Theory of resonance energy transfer involving nanocrystals: the role of high multipoles
Roi Baer, Eran Rabani

TL;DR
This paper develops a theoretical model for fluorescence resonance energy transfer (FRET) between semiconductor nanocrystal quantum dots, emphasizing the significance of high multipole interactions like dipole-quadrupole coupling.
Contribution
It introduces a comprehensive theory incorporating high multipole effects into FRET between nanocrystals, relating the transfer rate to measurable physical parameters.
Findings
High multipole interactions significantly influence FRET rates.
The model accounts for nanocrystal size, confinement regimes, and dielectric properties.

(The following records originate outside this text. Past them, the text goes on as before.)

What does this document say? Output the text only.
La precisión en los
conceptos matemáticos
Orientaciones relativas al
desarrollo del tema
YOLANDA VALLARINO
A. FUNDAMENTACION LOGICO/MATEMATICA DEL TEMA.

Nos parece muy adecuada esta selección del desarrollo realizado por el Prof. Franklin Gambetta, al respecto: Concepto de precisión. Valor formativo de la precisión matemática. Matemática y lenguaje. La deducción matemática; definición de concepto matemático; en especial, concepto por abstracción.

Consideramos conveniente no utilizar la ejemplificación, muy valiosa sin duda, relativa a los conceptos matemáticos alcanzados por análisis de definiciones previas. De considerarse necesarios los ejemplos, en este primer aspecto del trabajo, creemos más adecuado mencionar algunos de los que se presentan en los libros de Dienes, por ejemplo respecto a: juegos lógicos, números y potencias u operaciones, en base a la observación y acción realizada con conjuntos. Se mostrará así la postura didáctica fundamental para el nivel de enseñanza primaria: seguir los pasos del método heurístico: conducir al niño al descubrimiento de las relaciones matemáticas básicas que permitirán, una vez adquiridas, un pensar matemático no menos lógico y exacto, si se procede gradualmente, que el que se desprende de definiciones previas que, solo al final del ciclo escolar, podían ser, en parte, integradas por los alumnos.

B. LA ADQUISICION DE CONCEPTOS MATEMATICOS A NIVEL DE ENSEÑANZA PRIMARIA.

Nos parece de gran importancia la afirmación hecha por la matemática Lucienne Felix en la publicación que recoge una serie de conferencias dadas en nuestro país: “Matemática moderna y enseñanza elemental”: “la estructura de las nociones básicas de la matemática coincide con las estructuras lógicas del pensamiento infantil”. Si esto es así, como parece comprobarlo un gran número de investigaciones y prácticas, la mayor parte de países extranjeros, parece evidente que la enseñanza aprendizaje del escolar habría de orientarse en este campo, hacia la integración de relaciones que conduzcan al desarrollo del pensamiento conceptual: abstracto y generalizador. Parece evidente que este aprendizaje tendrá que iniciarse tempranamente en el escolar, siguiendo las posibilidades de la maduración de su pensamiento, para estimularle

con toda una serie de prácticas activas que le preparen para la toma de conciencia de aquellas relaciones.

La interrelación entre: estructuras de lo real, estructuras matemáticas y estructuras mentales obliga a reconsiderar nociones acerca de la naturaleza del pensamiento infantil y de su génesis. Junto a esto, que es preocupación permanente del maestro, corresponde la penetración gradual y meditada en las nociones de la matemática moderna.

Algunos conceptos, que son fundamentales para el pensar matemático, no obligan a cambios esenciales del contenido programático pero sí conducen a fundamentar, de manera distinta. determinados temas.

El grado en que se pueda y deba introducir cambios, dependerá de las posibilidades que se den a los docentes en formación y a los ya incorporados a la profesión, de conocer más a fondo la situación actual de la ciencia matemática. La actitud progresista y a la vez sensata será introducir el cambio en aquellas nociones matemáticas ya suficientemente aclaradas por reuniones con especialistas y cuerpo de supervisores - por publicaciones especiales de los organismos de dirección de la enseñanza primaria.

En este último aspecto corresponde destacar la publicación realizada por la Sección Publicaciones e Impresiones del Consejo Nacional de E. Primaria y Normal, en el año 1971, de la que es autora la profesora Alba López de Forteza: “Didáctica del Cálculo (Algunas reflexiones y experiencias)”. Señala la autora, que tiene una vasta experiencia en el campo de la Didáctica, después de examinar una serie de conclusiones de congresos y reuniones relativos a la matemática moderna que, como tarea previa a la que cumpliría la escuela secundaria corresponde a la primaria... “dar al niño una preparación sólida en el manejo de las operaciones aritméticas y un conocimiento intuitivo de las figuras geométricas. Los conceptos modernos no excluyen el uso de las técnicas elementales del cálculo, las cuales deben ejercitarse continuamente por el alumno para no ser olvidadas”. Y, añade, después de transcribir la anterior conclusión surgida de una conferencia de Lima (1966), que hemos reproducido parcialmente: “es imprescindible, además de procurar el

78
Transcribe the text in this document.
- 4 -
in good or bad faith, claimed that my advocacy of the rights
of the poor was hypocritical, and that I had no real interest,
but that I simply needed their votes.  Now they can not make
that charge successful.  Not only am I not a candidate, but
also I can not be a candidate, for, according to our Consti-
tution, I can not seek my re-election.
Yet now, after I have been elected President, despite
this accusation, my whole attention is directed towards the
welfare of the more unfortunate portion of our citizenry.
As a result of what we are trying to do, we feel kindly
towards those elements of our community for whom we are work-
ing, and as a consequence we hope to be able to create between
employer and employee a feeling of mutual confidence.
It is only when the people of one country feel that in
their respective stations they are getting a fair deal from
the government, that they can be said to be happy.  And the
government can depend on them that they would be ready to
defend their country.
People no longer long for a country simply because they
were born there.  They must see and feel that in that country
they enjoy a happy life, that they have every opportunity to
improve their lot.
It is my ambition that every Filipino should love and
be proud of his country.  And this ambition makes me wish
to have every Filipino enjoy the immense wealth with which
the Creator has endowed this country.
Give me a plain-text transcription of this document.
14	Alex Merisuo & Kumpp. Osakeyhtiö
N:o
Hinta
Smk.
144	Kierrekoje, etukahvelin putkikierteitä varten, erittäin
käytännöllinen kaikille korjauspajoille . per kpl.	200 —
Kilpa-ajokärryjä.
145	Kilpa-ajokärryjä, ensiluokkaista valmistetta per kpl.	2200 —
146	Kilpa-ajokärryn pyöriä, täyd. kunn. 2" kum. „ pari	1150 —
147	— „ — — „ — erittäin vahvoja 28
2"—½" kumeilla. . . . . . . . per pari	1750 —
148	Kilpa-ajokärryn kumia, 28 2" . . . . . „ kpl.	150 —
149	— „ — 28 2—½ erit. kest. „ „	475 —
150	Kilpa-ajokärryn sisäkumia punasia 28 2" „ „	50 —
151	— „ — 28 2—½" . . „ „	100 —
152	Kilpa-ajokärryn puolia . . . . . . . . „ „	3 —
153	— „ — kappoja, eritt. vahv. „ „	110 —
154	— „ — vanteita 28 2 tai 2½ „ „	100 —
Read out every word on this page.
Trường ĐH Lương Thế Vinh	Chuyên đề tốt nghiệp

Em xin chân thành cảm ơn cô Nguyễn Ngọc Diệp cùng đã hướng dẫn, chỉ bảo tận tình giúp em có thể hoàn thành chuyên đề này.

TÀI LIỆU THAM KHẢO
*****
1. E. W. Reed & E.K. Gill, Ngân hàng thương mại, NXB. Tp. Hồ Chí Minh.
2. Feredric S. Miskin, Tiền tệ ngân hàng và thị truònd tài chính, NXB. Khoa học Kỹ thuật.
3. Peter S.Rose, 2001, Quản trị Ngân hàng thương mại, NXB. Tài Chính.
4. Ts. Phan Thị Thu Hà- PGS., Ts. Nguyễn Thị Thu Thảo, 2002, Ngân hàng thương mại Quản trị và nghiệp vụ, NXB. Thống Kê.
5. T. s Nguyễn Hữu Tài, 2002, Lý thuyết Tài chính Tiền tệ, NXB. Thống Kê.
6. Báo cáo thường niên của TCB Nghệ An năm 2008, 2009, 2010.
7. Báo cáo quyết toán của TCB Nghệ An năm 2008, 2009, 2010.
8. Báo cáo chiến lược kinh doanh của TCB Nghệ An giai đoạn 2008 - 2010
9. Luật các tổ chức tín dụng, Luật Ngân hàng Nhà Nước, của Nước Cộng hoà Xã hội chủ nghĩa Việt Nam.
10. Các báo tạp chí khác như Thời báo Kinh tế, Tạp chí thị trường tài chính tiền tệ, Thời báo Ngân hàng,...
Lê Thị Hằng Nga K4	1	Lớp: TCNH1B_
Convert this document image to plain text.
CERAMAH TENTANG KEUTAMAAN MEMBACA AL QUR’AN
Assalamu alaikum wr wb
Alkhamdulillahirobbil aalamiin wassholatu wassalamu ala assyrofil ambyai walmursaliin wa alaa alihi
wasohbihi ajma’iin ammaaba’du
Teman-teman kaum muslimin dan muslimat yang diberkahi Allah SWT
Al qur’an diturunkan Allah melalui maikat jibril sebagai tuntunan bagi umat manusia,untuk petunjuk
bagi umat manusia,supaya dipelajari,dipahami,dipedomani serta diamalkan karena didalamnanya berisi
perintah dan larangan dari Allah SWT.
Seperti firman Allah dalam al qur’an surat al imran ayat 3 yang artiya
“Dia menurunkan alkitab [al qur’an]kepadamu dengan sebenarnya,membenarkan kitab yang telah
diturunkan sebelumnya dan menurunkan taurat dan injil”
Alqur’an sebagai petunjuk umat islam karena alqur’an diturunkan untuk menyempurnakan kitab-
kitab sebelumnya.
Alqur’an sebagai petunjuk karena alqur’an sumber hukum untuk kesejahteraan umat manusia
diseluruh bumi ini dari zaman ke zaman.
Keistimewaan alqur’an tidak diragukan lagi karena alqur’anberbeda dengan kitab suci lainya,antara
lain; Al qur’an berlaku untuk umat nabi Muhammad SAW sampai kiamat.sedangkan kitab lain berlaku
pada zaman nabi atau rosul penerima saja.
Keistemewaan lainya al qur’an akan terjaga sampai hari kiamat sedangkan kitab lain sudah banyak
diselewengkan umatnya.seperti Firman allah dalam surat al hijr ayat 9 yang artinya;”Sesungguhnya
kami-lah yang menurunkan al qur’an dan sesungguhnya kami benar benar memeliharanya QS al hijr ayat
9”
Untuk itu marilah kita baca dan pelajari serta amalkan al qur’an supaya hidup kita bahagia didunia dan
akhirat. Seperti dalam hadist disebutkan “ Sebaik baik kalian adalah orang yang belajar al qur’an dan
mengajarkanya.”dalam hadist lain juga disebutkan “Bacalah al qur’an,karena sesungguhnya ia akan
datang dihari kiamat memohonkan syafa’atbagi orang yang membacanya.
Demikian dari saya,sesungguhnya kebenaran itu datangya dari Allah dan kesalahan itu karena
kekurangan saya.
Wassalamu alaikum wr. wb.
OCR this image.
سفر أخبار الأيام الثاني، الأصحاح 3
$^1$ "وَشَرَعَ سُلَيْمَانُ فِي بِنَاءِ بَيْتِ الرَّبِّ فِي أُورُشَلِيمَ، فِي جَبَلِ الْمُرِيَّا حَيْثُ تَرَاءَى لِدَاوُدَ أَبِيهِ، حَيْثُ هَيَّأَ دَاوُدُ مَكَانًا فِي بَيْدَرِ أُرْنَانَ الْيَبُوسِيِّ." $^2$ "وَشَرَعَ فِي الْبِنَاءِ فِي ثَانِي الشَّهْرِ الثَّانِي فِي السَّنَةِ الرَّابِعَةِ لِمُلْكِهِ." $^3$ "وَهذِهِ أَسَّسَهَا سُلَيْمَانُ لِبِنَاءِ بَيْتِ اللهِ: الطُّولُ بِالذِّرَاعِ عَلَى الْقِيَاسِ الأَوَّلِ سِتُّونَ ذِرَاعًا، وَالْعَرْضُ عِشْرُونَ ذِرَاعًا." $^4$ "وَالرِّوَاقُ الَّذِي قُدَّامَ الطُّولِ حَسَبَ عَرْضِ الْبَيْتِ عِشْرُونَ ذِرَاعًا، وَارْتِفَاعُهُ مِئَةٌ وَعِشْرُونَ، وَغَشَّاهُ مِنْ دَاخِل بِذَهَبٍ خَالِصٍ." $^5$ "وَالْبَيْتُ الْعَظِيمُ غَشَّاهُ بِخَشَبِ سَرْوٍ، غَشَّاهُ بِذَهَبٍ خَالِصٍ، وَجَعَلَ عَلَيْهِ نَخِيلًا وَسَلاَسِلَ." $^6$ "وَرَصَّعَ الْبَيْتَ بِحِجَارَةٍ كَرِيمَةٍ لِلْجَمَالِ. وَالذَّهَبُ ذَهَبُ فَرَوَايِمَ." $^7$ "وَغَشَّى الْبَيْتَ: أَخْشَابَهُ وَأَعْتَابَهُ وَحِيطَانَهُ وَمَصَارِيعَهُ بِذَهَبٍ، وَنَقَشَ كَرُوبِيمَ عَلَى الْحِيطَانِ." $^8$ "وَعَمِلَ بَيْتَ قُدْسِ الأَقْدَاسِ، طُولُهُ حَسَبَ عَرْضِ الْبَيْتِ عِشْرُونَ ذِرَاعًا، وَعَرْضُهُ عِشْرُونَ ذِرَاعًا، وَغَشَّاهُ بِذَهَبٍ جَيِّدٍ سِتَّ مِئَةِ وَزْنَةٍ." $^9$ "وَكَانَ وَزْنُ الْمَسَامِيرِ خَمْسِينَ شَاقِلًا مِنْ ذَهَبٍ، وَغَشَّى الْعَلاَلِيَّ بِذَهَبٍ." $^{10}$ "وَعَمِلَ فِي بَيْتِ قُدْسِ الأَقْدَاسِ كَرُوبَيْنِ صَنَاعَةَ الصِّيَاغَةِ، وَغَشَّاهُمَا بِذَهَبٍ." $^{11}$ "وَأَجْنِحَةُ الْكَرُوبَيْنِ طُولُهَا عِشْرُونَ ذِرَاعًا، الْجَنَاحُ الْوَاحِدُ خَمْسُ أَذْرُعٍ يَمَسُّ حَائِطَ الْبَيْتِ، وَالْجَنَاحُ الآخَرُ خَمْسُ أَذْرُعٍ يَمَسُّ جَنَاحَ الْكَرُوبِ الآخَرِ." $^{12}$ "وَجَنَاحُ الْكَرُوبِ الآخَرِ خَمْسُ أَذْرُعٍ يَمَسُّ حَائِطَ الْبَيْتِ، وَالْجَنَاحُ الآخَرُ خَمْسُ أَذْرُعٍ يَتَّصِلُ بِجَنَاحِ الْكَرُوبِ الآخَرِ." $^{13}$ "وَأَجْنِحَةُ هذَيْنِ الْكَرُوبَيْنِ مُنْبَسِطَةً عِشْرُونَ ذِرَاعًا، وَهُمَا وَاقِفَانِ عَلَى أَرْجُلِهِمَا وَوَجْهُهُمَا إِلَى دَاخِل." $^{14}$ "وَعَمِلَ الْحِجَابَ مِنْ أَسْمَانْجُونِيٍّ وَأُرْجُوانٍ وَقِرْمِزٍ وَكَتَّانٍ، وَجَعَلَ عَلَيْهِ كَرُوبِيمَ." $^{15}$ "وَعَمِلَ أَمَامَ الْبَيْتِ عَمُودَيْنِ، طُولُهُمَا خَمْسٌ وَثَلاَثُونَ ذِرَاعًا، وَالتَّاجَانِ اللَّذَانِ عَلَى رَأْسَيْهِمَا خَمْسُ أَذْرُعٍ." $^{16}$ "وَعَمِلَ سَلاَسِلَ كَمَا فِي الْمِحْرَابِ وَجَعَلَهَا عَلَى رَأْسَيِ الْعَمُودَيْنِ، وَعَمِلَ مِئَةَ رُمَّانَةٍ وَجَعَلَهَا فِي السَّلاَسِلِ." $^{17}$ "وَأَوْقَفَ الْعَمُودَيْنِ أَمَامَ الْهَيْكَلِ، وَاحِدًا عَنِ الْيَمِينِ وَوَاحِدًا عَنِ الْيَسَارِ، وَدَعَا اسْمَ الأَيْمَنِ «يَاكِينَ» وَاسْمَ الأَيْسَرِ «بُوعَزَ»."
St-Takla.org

Dipole-quadrupole coupling can dominate under certain conditions.
Abstract
A theory for the fluorescence resonance energy transfer (FRET) between a pair of semiconducting nanocrystal quantum dots is developed. Two types of donor-acceptor couplings for the FRET rate are described: dipole-dipole (d-d) and the dipole-quadrupole (d-q) coupling. The theory builds on a simple effective mass model which is used to relate the FRET rate to measureable quantities such as the nanocrystal size, fundamental gap, effective mass, exciton radius and dielectric constant. We discuss the relative contribution to the FRET rate of the different multipole terms, the role of strong to weak confinement limits, and the effects of nanocrystal siz-es.